Mientras yo cuido de Damián, Enrique enseña a Martín a cultivar la tierra y ahora, en la parte trasera de la casa, hay un rectángulo de arena oscura y removida donde se distinguen los surcos ordenados, como carreteras rectas o tuberías; allí están enterrados las semillas y los tubérculos. Es milagroso: Martín ha conseguido confiar de nuevo en el inagotable sustento de la Tierra, la amenaza de finitud ha terminado para él. Reconozco que su ilusión es la mejor forma de supervivencia; quizá está fingiendo como estoy fingiendo yo, incluso puede que ninguno de los dos estemos fingiendo porque también yo, durante minutos y a veces durante horas, caigo en una especie de fluir de la sangre, del pensamiento, donde soy capaz de distinguir el peso de mi corazón bombeando en una cuna perfecta, el intermitente canto de los pájaros, la página del libro que leo cortando el aire. Entonces, cuando es de noche y Martín posa su mano sobre uno de mis muslos, le pregunto: ¿hemos venido aquí a ser viejos? Él menea la cabeza y pronuncia entre sueños: qué contaminada estás. Quiere decir que no soy capaz de asociar la tranquilidad con la vida, y que eso viene de mis urbanas raíces congestionadas. Prácticamente dormido, se vuelve hacia mí en la cama y hunde su mano en mi pelo: ¿cuándo dejarás de resistirte? Resistirme, dice. No tiene ni idea.

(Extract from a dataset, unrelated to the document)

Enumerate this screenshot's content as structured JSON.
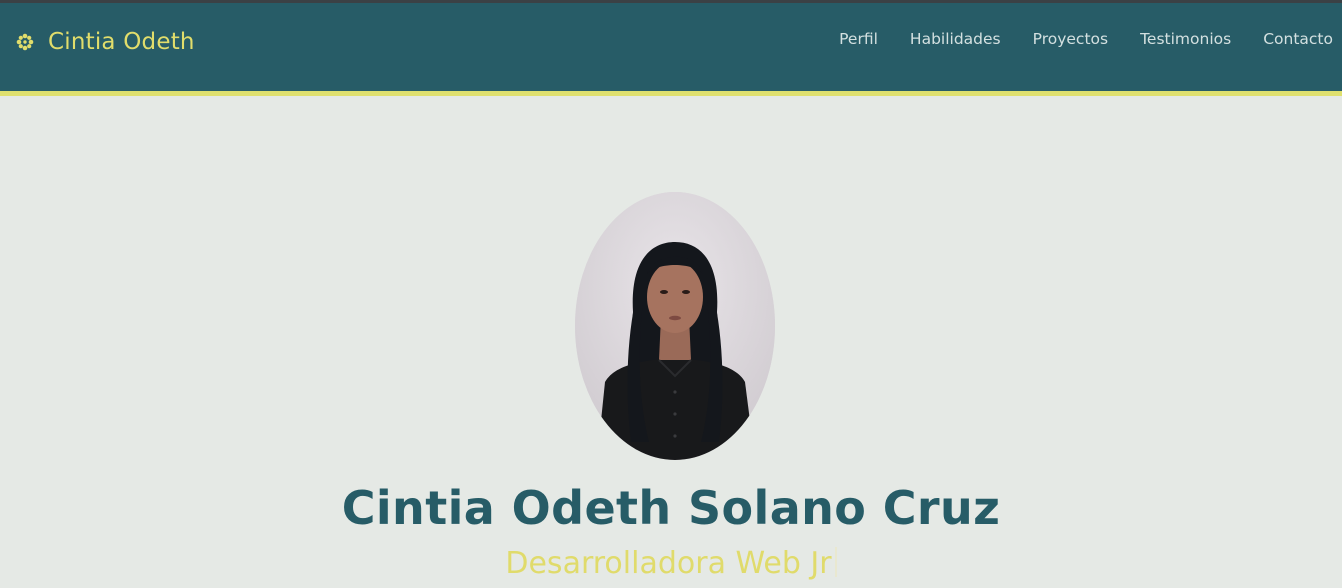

Yo realizo mi trabajo de enfermera con verdadera vocación. He contravenido las órdenes e incluso nuestros principios. Soy una enfermera desobediente que porta un veneno singular. Sí, mis horas junto a Damián son agradables, quizá porque él es el hombre que vivía en el bosque, aquel que me alargó la mano un día que yo me asfixiaba y que en vez de matarme con un hacha, zas, me dio a beber su agua. Damián tiene una misión, un espejismo de viejo, y es el único que está fuera de toda sociedad. Eso me enternece. Confío en sus pequeños ojos hundidos. Si yo fuera una enfermera cualificada diría: demencia senil, pero no lo soy. Damián es más fuerte que ninguno, y el olor a eucalipto mojado que empaña el aire de su habitación no es suficiente para curar sus pulmones dañados. Yo no sé nada, pero su respiración tenía el sonido de una sierra astillando madera. Sé que había burbujas de lava verde dentro de sus pulmones, muchos más días tosiendo y no le quedarían costillas. Yo no sé nada, pero he llegado a temer por su vida después de días de fiebre e infección respiratoria. Paños mojados con olor a puerco, frotamientos impuros, esa pasta marrón reseca en las comisuras de sus labios y caldo y más caldo de malas hierbas. No está bien contravenir las leyes de la naturaleza, lo sé, pero han dejado a Damián al cuidado de una enfermera inexperta. Una noche llegué a casa y lo tuve claro: Damián había intentado hablarme durante la tarde y, cada vez que un sonido conseguía subir por su garganta, la respiración se le cortaba en seco con un tronido, esos segundos eran la muerte. Cuando llegó la hora, deshice el camino entre su casa y la mía corriendo. Martín estaba con Enrique en el bar y pude buscar mi equipo de salvamento, mis píldoras secretas, el cadáver de la civilización y de la ciencia. En los cinco días que siguieron, durante mi turno, machaqué pequeñas dosis de antibióticos y las volqué en las infusiones que daba a Damián. Una vez al llegar, otra antes de irme. El veneno hizo su efecto y a los dos días la fiebre había bajado. Los bronquios tardan más en desintoxicarse y aún hoy continúa una tos de pantano que acumula flemas en su boca. Los bultos de las encías han desaparecido. Mis días de enfermera han sido productivos.